Question
If
\[ \alpha = \tan^{-1}(\tan \tfrac{5\pi}{4}), \quad \beta = \tan^{-1}(-\tan \tfrac{2\pi}{3}) \]
Find the relation between \( \alpha \) and \( \beta \).
Solution
Principal value range of \( \tan^{-1}x \) is:
\[ \left(-\frac{\pi}{2}, \frac{\pi}{2}\right) \]
Find α:
\[ \tan \tfrac{5\pi}{4} = 1 \Rightarrow \alpha = \tan^{-1}(1) = \frac{\pi}{4} \]
Find β:
\[ -\tan \tfrac{2\pi}{3} = \sqrt{3} \Rightarrow \beta = \tan^{-1}(\sqrt{3}) = \frac{\pi}{3} \]
Relation:
\[ \alpha = \frac{\pi}{4}, \quad \beta = \frac{\pi}{3} \]

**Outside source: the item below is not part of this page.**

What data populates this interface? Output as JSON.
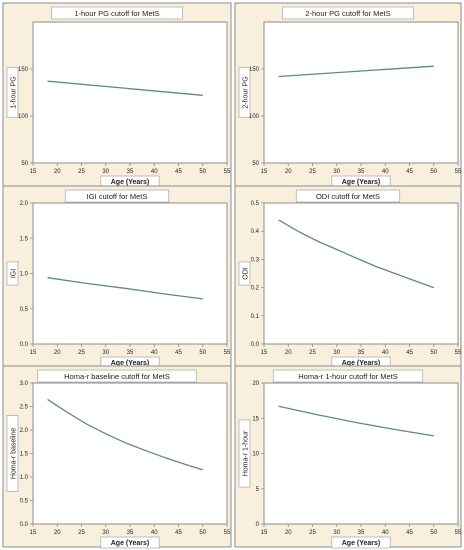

\[ 4\alpha = 4 \cdot \frac{\pi}{4} = \pi \]
\[ 3\beta = 3 \cdot \frac{\pi}{3} = \pi \]
\[ \therefore \; 4\alpha = 3\beta \]
Final Answer:
\[ \boxed{4\alpha = 3\beta} \]
Key Concept
Convert both angles into numerical values and compare multiples to get the relation.